2.7.2. The Deployment Validation Operator (DVO) on on-premises OpenShift clusters
Administrators of on-premises clusters must install the Deployment Validation Operator (DVO) from OperatorHub in the OpenShift web console. On-premises cluster administrators can also configure the default set of KubeLinter checks.
The Insights Advisor service does not have recommendations for all of the checks that KubeLinter has available.
2.7.2.1. Installing the Deployment Validation Operator (DVO) on on-premises Openshift clusters
You can find the DVO in OperatorHub and install it from there.
Prerequisites
- You are logged into the Red Hat OpenShift web console as a cluster administrator.
Procedure
- Navigate to Red Hat OpenShift web console > Operators > OperatorHub.
- In the Search box, start typing “deployment-validation-operator."
- Click on the DVO card when you see it.
- When you see the pop-up window appear, click Continue to proceed.
- The Deployment Validation Operator card displays information about capabilities, configuration, version, and GitHub source files. When you are ready to install the DVO, click Install.
- Choose the namespace or use the default.
- Click Install and the Operator installs. You can confirm the installation in the InstalledOperators view. The DVO is also visible in the Pods and Deployments views for the cluster in the corresponding namespace.
2.7.2.2. Configuring the list of Deployment Validation Operator (DVO) checks on on-premises clusters
Administrators of on-premises OpenShift clusters can change the default list of DVO checks to focus on specific best practices of interest. Refer to the section, Configuring Checks, in the DVO technical documentation in GitHub.
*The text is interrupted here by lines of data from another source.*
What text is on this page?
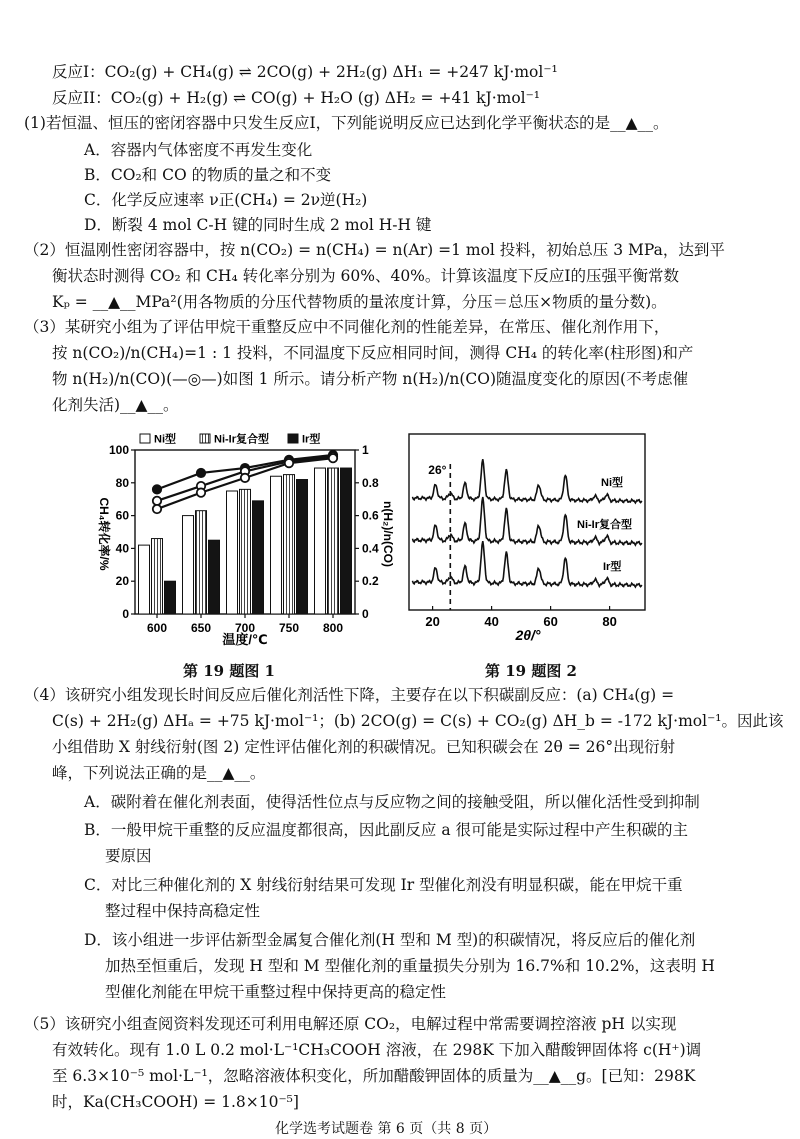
反应I：CO₂(g) + CH₄(g) ⇌ 2CO(g) + 2H₂(g) ΔH₁ = +247 kJ·mol⁻¹
反应II：CO₂(g) + H₂(g) ⇌ CO(g) + H₂O (g) ΔH₂ = +41 kJ·mol⁻¹
(1)若恒温、恒压的密闭容器中只发生反应I，下列能说明反应已达到化学平衡状态的是__▲__。
A．容器内气体密度不再发生变化
B．CO₂和 CO 的物质的量之和不变
C．化学反应速率 ν正(CH₄) = 2ν逆(H₂)
D．断裂 4 mol C-H 键的同时生成 2 mol H-H 键
（2）恒温刚性密闭容器中，按 n(CO₂) = n(CH₄) = n(Ar) =1 mol 投料，初始总压 3 MPa，达到平
衡状态时测得 CO₂ 和 CH₄ 转化率分别为 60%、40%。计算该温度下反应I的压强平衡常数
Kₚ = __▲__MPa²(用各物质的分压代替物质的量浓度计算，分压＝总压×物质的量分数)。
（3）某研究小组为了评估甲烷干重整反应中不同催化剂的性能差异，在常压、催化剂作用下，
按 n(CO₂)/n(CH₄)=1 : 1 投料，不同温度下反应相同时间，测得 CH₄ 的转化率(柱形图)和产
物 n(H₂)/n(CO)(—◎—)如图 1 所示。请分析产物 n(H₂)/n(CO)随温度变化的原因(不考虑催
化剂失活)__▲__。
Ni型	Ni-Ir复合型	Ir型
0
20
40
60
80
100
0
0.2
0.4
0.6
0.8
1
600 650 700 750 800
CH₄转化率/%	n(H₂)/n(CO)
温度/℃
Ni型
Ni-Ir复合型
Ir型
26°
20	40	60	80
2θ/°
第 19 题图 1	第 19 题图 2
（4）该研究小组发现长时间反应后催化剂活性下降，主要存在以下积碳副反应：(a) CH₄(g) =
C(s) + 2H₂(g) ΔHₐ = +75 kJ·mol⁻¹；(b) 2CO(g) = C(s) + CO₂(g) ΔH_b = -172 kJ·mol⁻¹。因此该
小组借助 X 射线衍射(图 2) 定性评估催化剂的积碳情况。已知积碳会在 2θ = 26°出现衍射
峰，下列说法正确的是__▲__。
A．碳附着在催化剂表面，使得活性位点与反应物之间的接触受阻，所以催化活性受到抑制
B．一般甲烷干重整的反应温度都很高，因此副反应 a 很可能是实际过程中产生积碳的主
要原因
C．对比三种催化剂的 X 射线衍射结果可发现 Ir 型催化剂没有明显积碳，能在甲烷干重
整过程中保持高稳定性
D．该小组进一步评估新型金属复合催化剂(H 型和 M 型)的积碳情况，将反应后的催化剂
加热至恒重后，发现 H 型和 M 型催化剂的重量损失分别为 16.7%和 10.2%，这表明 H
型催化剂能在甲烷干重整过程中保持更高的稳定性
（5）该研究小组查阅资料发现还可利用电解还原 CO₂，电解过程中常需要调控溶液 pH 以实现
有效转化。现有 1.0 L 0.2 mol·L⁻¹CH₃COOH 溶液，在 298K 下加入醋酸钾固体将 c(H⁺)调
至 6.3×10⁻⁵ mol·L⁻¹，忽略溶液体积变化，所加醋酸钾固体的质量为__▲__g。[已知：298K
时，Ka(CH₃COOH) = 1.8×10⁻⁵]
化学选考试题卷 第 6 页（共 8 页）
2.7.2.3. Updating the Deployment Validation Operator (DVO) on on-premises clusters
You can set the DVO to automatically update during the installation from OperatorHub.
2.7.3. Viewing Deployment Validation Operator (DVO) results in the Insights Advisor service
If the DVO detects issues, the Overview page for the cluster in the OpenShift web console shows an Insights link with the number of detected issues in the Status information block. Click the link to learn more about the issue and how to resolve it in the Insights Advisor service in the Red Hat Hybrid Cloud Console.
If the latest DVO returns no issues, you will not see any issues in Insights.
Prerequisites
- You are logged into the Red Hat Hybrid Cloud Console.
Procedure
- Navigate to the Overview page for the cluster in the OpenShift web console.
- Look for the Status block, an Insights link, and the number of detected issues.
If one or more issues exist, click the Insights link to open the Insights Advisor service in the Hybrid Cloud Console.
The link takes you to Insights > Advisor > Clusters, to the cluster information page.
- In the Recommendations tab, you can see the issues detected on the cluster. Click the arrow to view complete information about the issue, including the necessary actions to resolve it.
2.7.4. Viewing the default list of Deployment Validation Operator (DVO) checks
The Deployment Validation Operator (DVO) checks your cluster against a default list of checks. You can view the list of DVO checks in GitHub.
Administrators of managed clusters cannot modify the list of default checks, but can view them using the link above.